The 6TiSCH [I-D.ietf-6tisch-architecture] architecture requires the use of
both RPL and the 6LoWPAN adaptation layer framework ([RFC4944], [RFC6282]) as
defined over IEEE 802.14.5. 6LoWPAN Neighbor Discovery [RFC6775] (ND) is
also required to exchange Compression Contexts, form IPv6 addresses and
register them for the purpose of Duplicate Address Detection, Address
Resolution and Neighbor Unreachability detection over one TSCH link. In
order to reduce the header overhead of the RPL artifacts in data packets, the
Routing header [RFC6554], the RPL Option [RFC6553] and the related IP in IP
encapsulation MUST be encoded as prescribed in [I-D.ietf-6lo-routing-dispatch]
Nodes in a IEEE 802.15.4 TSCH network follow a communication schedule. A
network using the simple mode of operation uses a static schedule.
This specification defines a Minimal Configuration to build a 6TiSCH
Network, using the Routing Protocol for LLNs (RPL) and a static TSCH
Schedule. The 802.15.4 TSCH mode, RPL [RFC6550], and its Objective Function
0 (OF0) [RFC6552], are used unmodified, but parameters and particular
operations are specified to guarantee interoperability between nodes in a
6TiSCH Network.
More advanced work is expected in the future to complement the Minimal
Configuration with dynamic operations that can adapt the Schedule to the
needs of the traffic in run time.
Section 11.2
[OLD]
In addition to the Objective Function (OF), nodes in a multihop network using
RPL MUST indicate the preferred mode of operation using the MOP field in DIO.
Nodes not being able to operate in the specified mode of operation MUST only
join as leaf nodes. RPL information and hop-by-hop extension headers MUST
follow [RFC6553] and [RFC6554] specification. In the case that the packets
formed at the LLN need to cross through intermediate routers, these MUST
follow the IP in IP encapsulation requirement specified by the [RFC6282] and
[RFC2460]. RPI and RH3 extension headers and inner IP headers MUST be
compressed according to [RFC6282].
[NEW]
In addition to the Objective Function (OF), nodes in a multihop network using
RPL MUST indicate the preferred mode of operation using the MOP field in DIO.

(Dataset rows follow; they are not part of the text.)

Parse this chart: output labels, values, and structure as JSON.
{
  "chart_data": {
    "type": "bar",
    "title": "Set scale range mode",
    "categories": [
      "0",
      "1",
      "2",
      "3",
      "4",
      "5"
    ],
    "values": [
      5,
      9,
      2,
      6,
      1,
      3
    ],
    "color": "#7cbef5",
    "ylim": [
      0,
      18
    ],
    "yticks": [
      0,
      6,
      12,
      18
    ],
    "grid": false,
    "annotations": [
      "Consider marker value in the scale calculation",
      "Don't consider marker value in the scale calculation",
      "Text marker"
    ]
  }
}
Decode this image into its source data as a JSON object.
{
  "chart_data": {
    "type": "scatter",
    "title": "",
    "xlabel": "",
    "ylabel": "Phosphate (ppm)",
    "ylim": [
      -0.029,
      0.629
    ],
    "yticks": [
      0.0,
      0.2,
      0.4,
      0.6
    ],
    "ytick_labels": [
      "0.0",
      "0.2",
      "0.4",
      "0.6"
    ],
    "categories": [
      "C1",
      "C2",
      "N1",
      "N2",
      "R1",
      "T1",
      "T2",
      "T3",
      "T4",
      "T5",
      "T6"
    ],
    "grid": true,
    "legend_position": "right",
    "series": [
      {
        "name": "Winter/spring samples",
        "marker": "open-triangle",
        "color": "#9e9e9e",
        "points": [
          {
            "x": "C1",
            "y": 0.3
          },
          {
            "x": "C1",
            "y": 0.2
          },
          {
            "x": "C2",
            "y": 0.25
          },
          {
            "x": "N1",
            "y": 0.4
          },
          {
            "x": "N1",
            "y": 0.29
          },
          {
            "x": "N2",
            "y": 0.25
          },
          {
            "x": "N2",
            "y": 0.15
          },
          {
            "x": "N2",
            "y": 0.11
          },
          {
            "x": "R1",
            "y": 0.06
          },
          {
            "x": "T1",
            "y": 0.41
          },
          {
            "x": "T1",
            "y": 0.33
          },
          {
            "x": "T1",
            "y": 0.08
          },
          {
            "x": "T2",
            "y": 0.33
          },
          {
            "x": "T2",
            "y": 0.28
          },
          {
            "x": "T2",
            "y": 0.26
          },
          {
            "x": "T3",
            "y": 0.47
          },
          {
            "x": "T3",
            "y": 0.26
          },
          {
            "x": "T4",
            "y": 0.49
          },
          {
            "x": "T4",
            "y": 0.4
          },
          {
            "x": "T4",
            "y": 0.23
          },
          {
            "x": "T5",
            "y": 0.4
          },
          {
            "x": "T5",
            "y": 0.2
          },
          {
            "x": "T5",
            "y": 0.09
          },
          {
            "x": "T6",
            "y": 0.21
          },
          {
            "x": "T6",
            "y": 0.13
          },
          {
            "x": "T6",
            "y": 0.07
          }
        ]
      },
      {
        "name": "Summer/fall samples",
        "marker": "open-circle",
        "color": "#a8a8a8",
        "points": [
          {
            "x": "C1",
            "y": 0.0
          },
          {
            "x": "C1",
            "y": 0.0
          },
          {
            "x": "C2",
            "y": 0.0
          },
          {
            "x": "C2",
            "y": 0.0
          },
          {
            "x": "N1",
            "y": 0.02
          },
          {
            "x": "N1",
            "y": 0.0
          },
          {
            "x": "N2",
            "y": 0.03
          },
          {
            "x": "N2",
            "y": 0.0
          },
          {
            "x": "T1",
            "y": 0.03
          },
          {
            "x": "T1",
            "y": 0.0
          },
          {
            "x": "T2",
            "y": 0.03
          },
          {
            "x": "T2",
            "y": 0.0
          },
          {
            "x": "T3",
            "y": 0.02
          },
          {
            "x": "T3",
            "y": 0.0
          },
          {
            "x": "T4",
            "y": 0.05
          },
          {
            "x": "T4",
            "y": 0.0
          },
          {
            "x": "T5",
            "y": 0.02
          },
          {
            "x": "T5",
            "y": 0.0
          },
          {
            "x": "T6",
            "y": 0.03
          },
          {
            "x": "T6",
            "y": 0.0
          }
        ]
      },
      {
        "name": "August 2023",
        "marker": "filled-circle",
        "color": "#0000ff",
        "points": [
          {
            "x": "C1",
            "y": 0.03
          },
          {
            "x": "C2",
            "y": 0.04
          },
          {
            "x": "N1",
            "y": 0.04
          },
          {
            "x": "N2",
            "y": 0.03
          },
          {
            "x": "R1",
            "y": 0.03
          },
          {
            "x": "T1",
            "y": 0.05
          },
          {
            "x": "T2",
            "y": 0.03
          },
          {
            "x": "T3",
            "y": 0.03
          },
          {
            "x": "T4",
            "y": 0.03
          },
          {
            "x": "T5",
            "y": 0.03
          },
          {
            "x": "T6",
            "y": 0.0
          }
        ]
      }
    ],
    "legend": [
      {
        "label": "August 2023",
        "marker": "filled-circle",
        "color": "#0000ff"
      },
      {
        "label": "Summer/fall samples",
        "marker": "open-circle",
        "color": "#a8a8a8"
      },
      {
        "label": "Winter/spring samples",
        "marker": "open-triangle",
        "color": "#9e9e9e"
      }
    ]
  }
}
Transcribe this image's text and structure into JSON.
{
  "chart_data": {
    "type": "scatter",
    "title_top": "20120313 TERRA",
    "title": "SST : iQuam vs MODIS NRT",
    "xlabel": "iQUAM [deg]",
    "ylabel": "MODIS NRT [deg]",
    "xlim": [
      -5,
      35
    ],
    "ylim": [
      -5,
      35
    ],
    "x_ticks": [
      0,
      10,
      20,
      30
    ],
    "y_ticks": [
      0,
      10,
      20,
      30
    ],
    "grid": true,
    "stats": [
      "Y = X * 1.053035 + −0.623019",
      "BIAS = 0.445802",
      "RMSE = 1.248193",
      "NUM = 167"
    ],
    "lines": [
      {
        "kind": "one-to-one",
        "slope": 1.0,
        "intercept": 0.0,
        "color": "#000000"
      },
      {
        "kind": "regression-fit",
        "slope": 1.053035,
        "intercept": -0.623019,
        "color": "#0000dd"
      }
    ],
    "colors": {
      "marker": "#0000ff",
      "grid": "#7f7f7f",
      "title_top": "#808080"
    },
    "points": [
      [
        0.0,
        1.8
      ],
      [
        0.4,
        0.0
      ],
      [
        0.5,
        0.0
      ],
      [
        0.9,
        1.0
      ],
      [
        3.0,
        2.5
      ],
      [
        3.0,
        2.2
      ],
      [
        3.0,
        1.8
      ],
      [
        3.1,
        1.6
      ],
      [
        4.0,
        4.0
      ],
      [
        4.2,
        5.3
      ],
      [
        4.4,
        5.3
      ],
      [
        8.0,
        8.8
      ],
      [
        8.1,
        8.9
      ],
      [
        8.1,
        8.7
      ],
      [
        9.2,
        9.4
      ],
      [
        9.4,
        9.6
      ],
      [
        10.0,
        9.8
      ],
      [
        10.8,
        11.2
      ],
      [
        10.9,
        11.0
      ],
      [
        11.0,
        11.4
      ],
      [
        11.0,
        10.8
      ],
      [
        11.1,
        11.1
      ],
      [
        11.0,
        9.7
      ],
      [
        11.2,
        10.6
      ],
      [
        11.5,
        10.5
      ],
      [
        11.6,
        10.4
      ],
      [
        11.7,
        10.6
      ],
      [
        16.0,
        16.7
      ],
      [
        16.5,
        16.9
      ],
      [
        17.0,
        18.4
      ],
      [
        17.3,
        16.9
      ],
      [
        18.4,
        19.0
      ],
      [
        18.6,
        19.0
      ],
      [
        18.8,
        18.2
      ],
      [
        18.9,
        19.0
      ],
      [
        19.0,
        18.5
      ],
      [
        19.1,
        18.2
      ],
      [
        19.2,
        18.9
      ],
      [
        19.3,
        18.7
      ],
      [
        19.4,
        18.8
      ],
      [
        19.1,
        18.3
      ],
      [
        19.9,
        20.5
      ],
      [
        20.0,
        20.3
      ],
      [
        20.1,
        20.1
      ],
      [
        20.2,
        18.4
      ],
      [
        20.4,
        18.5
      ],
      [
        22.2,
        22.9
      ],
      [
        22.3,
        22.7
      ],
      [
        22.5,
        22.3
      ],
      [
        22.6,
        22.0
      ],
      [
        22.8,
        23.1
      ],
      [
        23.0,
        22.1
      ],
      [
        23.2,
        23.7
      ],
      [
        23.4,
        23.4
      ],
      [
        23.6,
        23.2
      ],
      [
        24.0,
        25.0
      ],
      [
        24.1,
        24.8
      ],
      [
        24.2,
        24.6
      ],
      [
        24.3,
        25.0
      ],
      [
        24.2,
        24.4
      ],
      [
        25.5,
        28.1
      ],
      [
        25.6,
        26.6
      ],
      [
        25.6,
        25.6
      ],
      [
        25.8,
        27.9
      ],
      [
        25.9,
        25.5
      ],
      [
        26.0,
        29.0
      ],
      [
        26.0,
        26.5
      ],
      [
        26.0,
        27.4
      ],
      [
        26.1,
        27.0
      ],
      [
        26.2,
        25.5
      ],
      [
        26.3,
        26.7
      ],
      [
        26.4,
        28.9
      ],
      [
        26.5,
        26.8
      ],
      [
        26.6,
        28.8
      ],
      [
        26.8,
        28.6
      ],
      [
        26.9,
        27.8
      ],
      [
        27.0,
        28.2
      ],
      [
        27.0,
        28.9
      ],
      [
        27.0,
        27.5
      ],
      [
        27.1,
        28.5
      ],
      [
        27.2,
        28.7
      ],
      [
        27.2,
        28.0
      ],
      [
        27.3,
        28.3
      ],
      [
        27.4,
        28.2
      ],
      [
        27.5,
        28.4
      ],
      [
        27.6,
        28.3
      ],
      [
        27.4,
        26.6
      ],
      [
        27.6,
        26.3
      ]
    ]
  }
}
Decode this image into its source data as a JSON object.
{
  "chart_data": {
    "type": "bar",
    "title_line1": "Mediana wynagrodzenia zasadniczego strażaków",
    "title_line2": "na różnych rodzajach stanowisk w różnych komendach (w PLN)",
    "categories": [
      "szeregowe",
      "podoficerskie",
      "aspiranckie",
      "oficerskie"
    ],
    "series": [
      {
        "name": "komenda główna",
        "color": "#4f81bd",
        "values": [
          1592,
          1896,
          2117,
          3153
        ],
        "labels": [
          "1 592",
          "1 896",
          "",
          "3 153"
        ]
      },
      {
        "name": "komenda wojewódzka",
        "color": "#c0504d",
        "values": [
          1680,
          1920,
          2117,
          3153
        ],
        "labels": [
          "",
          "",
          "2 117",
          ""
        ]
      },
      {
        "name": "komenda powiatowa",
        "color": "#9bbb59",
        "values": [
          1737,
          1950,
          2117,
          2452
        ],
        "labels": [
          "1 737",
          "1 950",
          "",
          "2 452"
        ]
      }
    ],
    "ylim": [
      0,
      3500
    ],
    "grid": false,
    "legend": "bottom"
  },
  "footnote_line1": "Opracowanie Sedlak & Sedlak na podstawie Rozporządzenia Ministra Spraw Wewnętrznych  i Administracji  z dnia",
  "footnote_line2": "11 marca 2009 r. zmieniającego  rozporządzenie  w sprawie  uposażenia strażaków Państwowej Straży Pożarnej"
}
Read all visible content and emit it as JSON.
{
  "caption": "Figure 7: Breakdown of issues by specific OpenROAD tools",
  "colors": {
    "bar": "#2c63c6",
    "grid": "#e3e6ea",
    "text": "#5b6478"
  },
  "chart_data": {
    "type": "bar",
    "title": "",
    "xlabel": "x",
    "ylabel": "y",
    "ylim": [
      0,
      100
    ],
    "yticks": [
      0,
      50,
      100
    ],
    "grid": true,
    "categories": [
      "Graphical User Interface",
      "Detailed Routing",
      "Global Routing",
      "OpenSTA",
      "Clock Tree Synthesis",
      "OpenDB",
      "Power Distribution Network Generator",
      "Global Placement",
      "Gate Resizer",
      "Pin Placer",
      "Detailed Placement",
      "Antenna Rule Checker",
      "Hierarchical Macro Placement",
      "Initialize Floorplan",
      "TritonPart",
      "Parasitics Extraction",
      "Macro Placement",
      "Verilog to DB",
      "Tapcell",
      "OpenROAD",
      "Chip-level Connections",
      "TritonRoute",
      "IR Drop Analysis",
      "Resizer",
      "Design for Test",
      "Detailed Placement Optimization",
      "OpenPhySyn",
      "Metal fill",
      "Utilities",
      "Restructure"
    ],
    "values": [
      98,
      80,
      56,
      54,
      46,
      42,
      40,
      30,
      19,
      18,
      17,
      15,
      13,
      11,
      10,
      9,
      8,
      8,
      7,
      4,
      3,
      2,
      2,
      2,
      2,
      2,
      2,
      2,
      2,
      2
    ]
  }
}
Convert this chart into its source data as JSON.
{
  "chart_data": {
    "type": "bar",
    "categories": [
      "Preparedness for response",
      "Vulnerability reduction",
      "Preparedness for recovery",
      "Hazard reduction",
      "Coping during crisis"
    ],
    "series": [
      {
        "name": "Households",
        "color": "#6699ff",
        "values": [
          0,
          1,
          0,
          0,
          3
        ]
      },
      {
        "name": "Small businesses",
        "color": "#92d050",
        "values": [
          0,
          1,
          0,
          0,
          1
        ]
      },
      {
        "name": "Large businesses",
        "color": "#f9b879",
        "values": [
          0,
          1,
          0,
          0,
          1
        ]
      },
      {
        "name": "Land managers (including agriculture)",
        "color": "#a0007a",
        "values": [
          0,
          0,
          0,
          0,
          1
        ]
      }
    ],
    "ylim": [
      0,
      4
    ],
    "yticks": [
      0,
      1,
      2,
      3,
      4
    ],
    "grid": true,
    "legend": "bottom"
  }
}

Nodes not being able to operate in the specified mode of operation MUST only
join as leaf nodes. RPL information and hop-by-hop extension headers MUST
follow [RFC6553] and [RFC6554] specification. In the case that the packets
formed at the LLN need to cross through intermediate routers, these MUST
follow the IP in IP encapsulation requirement specified by the [RFC6282] and
[RFC2460]. RPI and RH3 extension headers and inner IP headers MUST be
compressed according to [RFC6282] and [I-D.ietf-6lo-routing-dispatch].
have a nice weekend,Xavi
2015-12-11 17:49 GMT+01:00 Kris Pister <[email protected]>:
Ralph - to my knowledge no one has deployed the specific time-parent
selection scheme described in 802.15.4-*. The basic scheme will likely work,
but the devil will be in the real-world details.
We've had about 8 years of successful deployments of industrial tsch mesh
networks using a time-parent selection scheme similar to what is proposed
in minimal.
6TiSCH present a rich design space at many levels. The goal of minimal was
to do something simple, based as closely as possible on things that are
known to work in deployed networks. The hope and belief is that new and
better ideas will emerge, but it is certain that many of the proposed "good
ideas" will fail. By defining minimal we provide a reliable interoperable
platform on which papers like "Comparing time-parent selection in 15.4-*
and foo" can be written.
ksjp
On 12/10/2015 5:43 AM, Ralph Droms (rdroms) wrote:
Is there an analysis published somewhere that demonstrates how time
synchronization in 802.15.4-* is inadequate for 6TiSCH?